Abstract 1375P
Background
Advanced GC pts have limited treatment options and poor prognosis. Immune checkpoint inhibitors (ICIs) showed promising activities in pretreated pts, especially for those with high PD-L1 expression. Blockade of TGF-β pathway may enhance the tumor response to ICIs.
Methods
This phase I study composed of a dose escalation and expansion (ESC & EXP) period in solid tumors and multiple clinical expansion cohorts. Based on findings of the ESC & EXP period, 30 mg/kg Q3W was determined as RP2D. In the GC clinical expansion cohort, pts who had progressed on or were intolerant to ≤2L standard therapies were given SHR-1701 at the RP2D. Prior ICIs were not allowed. Primary endpoint was ORR per RECIST v1.1.
Results
35 pts were enrolled: stage IV, 91.4%; 2L prior systemic therapies, 54.3%. By Apr 6, 2021, median SHR-1701 exposure was 12.0 wk (range 3.0-64.9). Of the 31 pts with post-baseline scan(s), 16 (51.6%) pts showed tumor shrinkage. 1 CR and 7 PR were achieved, and ORR was 25.8% (95% CI 11.9-44.6). 2 PR were not confirmed yet as there was no consequent scan after first PR as of data cutoff. Confirmed ORR was 19.4% (95% CI 7.5-37.5; 1 CR + 5 PR; ongoing responses: 66.7% [4/6]). DCR was 41.9% (95% CI 24.5-60.9). CBR (CR + PR + SD≥23 wk) was 25.8% (95% CI 11.9-44.6). Median PFS was 1.4 mo (95% CI 1.3-9.6), and 6-mo PFS rate was 38.7% (95% CI 22.0-55.1). Median OS was not reached yet. Exploratory analyses showed a trend towards favourable responses for pts with a PD-L1 CPS ≥5 (Table). Most common TRAEs (incidence >10% in 35 pts) were rash, increased AST/ALT, decreased FT3 and pruritus. Incidence of irAEs was 45.7%. Grade 3 or 4 TRAEs occurred in 17.1% of pts, and no pts died due to TRAEs. Incidence of grade ≥3 irAEs was 11.4%. Table: 1375P
Efficacy outcomes* in all patients and subgroups by PD-L1 expression
| All patients (N=31) | CPS <5 (N=10) | CPS≥5 (N=9) | |
| ORR, n (%; 95% CI) | 6 (19.4%; 7.5-37.5) | 1 (10.0%; 0.3-44.5) | 4 (44.4%; 13.7-78.8) |
| DCR, n (%; 95% CI) | 13 (41.9%; 24.5-60.9) | 3 (30.0%; 6.7-65.2) | 4 (44.4%; 13.7-78.8) |
| CBR, n (%; 95% CI) | 8 (25.8%; 11.9-44.6) | 2 (20.0%; 2.5-55.6) | 4 (44.4%; 13.7-78.8) |
| Median PFS (95% CI), mo | 1.4 (1.3-9.6) | 1.4 (1.2-7.5) | 1.4 (0.4-9.8) |
| 6-mo PFS rate, % (95% CI) | 38.7% (22.0-55.1) | 30.0% (7.1-57.8) | 44.4% (13.6-71.9) |
*CR and PR were confirmed.
Conclusions
SHR-1701 showed encouraging antitumor activity and manageable safety profile in pretreated r/r GC pts. PD-L1 might be a prognostic factor for SHR-1701, which needs further investigation.

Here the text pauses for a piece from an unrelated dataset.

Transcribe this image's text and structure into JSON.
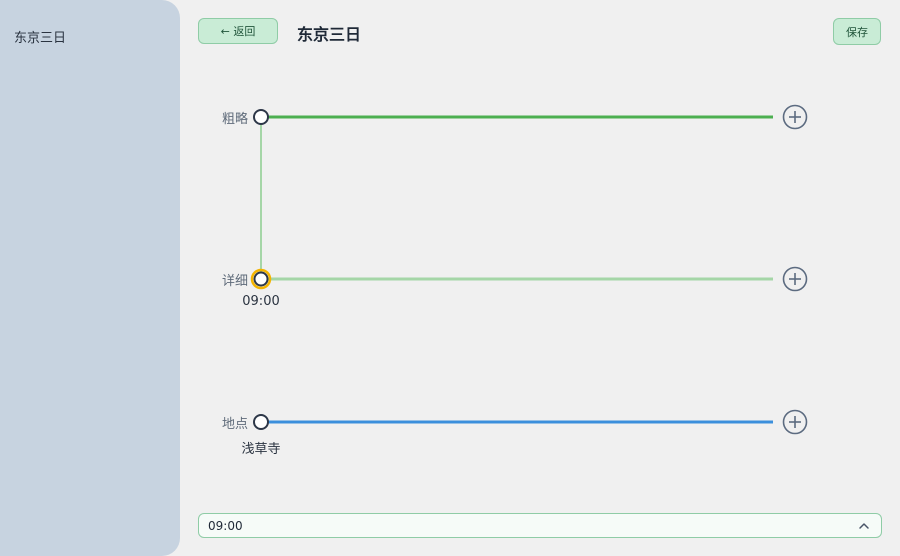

Clinical trial identification
NCT03710265 Release date: Oct 18, 2018.
Editorial acknowledgement
Legal entity responsible for the study
Jiangsu Hengrui Medicine, China.
Funding
Jiangsu Hengrui Medicine, China.
Disclosure
X. Zhang: Financial Interests, Personal, Full or part-time Employment: Jiangsu Hengrui Medicine. L. Wang: Financial Interests, Personal, Full or part-time Employment: Jiangsu Hengrui Medicine. P. Liu: Financial Interests, Personal, Full or part-time Employment: Jiangsu Hengrui Medicine. All other authors have declared no conflicts of interest.